Cemre iyice korkmuştu. Korkudan elleri titriyordu ve İpek’in gözlerine bakamıyordu.
“Ben onu...” dediği anda cümlesini tamamlayamadan duraksadı.
Cümlesini tamamlamadan Emre devam etti:
“Sen onu seviyordun. O da seni seviyordu. Peki, madem sen bu adamı seviyordun, neden öldürdün?” diye sordu Emre.
Uzun süre düşündükten sonra, Cemre cevap verdi:
“Beni aldattığını öğrendim. Bende sinirlendim. Gittim konuştum. İnkâr etti. Sonra gerçeği söyledi. Bana hakaretler etti. İşte, ‘senin gibi hizmetçiyi ne yapayım ben. Seni aslında hiç sevmedim’, gibi gururumu kıracak şeyler söyledi. Aslında haksız da sayılmazdı. Benim gibi, hizmetçiyle ne yapacak ki? Koskoca Çelik Holding’in varisiyle temizlikçi bir kadın olur mu hiç?”
“Sende gittin onu öldürmek istedin,” dedi Emre’nin sözlerini tamamlayarak.
“Evet,” diye itiraf etti Cemre.
Cemre’nin ağzı öyle söylüyordu ama gözleri yalan söylüyordu. Jest ve mimiklerinden belli oluyordu. Tavırları değişikti. Bulunduğum odadan, sorgu odasındaki telefonu aradım. Emre açtı.
“Emre, kadın yalan söylüyor. Bu kadın Burak’ı çok sevdiği bellli,” dedim.
“Ne demek istiyorsunuz başkomiserim?” diye sordu.
“Anlasana yahu Emre. Biri bu kadını tehdit etmiş. Burak’ı öldürmesi için. Evinde bulduğumuz o formülü hatırlasana. O formülü bilen biri neden kağıta yazsın, bildiği halde,” açıkladım.
“Anladım başkomiserim,” dedi Emre.
Telefonu kapatıp Cemre’nin yanına gitti.
“Bak Cemre. Biliyoruz, Burak ‘ı sen öldürdün. Ama ona sinirlendiğin için yapmadın. Seni tehdit ettiler değil mi?” diye sordu.
“Hayır, hayır, kimse tehdit etmedi beni,” diye yanıtladı Cemre.
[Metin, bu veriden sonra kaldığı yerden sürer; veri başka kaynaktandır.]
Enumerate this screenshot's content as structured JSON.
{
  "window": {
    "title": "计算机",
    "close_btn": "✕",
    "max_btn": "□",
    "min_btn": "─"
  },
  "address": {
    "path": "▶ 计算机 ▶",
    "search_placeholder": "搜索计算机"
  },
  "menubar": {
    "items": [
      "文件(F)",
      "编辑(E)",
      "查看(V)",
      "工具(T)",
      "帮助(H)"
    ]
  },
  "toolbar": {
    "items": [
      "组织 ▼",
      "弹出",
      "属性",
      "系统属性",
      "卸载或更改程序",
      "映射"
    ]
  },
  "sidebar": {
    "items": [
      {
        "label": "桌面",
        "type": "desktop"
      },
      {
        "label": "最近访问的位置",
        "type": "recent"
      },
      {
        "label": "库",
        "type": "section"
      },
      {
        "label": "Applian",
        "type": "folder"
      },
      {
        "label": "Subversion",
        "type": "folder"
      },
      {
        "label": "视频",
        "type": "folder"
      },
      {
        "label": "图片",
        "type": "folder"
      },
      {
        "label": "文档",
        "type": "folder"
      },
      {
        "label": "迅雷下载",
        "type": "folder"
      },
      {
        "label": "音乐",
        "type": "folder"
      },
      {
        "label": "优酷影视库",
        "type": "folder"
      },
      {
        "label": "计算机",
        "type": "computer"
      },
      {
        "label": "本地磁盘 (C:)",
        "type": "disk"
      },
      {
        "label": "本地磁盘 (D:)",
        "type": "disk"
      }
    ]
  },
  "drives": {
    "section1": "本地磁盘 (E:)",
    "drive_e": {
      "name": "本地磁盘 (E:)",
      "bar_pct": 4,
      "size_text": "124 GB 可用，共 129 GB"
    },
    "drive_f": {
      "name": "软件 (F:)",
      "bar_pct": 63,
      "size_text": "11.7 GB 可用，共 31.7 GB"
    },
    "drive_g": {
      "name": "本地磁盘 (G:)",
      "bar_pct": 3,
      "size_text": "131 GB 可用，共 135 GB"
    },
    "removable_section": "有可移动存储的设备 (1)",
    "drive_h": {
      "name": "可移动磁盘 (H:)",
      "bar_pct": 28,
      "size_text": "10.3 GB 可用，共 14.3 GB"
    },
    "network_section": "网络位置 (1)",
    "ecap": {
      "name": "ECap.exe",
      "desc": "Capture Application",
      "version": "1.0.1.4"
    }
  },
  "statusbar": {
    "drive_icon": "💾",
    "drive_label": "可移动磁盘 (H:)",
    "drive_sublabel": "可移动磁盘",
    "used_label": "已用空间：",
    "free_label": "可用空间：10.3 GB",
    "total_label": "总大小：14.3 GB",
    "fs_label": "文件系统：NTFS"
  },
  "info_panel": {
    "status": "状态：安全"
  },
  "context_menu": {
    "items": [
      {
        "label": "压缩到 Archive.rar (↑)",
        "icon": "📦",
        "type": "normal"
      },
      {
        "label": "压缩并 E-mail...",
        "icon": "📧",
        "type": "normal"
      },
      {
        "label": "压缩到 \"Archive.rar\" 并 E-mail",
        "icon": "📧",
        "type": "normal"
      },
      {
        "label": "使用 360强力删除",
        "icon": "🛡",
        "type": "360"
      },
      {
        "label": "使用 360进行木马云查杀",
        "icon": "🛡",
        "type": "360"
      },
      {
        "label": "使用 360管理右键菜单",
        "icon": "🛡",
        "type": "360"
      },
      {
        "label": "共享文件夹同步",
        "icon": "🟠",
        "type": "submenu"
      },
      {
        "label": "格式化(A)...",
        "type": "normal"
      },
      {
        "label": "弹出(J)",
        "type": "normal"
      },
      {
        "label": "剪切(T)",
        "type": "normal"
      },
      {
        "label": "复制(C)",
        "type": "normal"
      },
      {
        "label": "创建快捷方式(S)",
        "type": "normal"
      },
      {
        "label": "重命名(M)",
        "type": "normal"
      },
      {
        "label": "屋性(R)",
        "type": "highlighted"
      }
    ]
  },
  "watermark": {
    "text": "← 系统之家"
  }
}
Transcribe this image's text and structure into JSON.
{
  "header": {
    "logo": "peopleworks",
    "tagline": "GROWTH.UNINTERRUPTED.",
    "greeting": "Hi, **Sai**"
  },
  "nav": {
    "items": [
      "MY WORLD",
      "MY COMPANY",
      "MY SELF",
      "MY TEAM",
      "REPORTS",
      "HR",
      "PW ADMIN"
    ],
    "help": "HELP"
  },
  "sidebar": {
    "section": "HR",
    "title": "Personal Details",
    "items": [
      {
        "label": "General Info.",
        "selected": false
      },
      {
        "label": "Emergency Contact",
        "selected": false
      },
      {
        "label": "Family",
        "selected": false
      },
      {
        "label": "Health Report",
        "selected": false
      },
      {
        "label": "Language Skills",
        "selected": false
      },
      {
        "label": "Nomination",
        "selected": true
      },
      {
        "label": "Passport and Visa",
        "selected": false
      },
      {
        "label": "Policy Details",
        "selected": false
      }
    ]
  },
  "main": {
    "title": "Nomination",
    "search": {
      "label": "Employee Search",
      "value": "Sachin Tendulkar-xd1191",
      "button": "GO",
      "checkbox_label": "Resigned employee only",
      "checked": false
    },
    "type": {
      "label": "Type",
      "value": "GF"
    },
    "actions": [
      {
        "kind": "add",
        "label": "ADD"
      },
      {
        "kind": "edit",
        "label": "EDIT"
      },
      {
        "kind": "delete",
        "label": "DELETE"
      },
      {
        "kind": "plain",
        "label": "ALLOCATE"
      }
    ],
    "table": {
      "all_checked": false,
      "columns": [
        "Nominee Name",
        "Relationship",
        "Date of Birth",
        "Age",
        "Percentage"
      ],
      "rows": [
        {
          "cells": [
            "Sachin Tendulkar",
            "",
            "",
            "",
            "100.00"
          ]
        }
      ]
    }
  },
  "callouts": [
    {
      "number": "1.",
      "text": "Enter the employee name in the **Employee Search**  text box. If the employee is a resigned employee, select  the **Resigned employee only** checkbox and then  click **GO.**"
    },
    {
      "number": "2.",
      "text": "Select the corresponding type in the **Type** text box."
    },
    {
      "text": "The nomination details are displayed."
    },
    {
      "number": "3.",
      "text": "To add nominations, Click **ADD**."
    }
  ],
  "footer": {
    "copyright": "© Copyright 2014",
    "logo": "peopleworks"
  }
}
Kim korkuttuysa iyi korkutmuş. Hâlâ inkâr ediyordu. Sorgu odasına ben de girdim. İpek sandalyeden kalkacaktı, omuzuna dokunarak kalkmamasını işaret ettim. Cemre benim gözlerime baktı merakla. Ellerimi masaya koyup, Cemre’ nin gözlerine derin bir şekilde baktım uzunca.
“Bak, kim tehdit ettiyse şöyle. Kimse sana hiçbir şey yapamaz. Seni koruruz, hadi söyle korkma,” dedim, onu cesaretlendirmeye çalışarak.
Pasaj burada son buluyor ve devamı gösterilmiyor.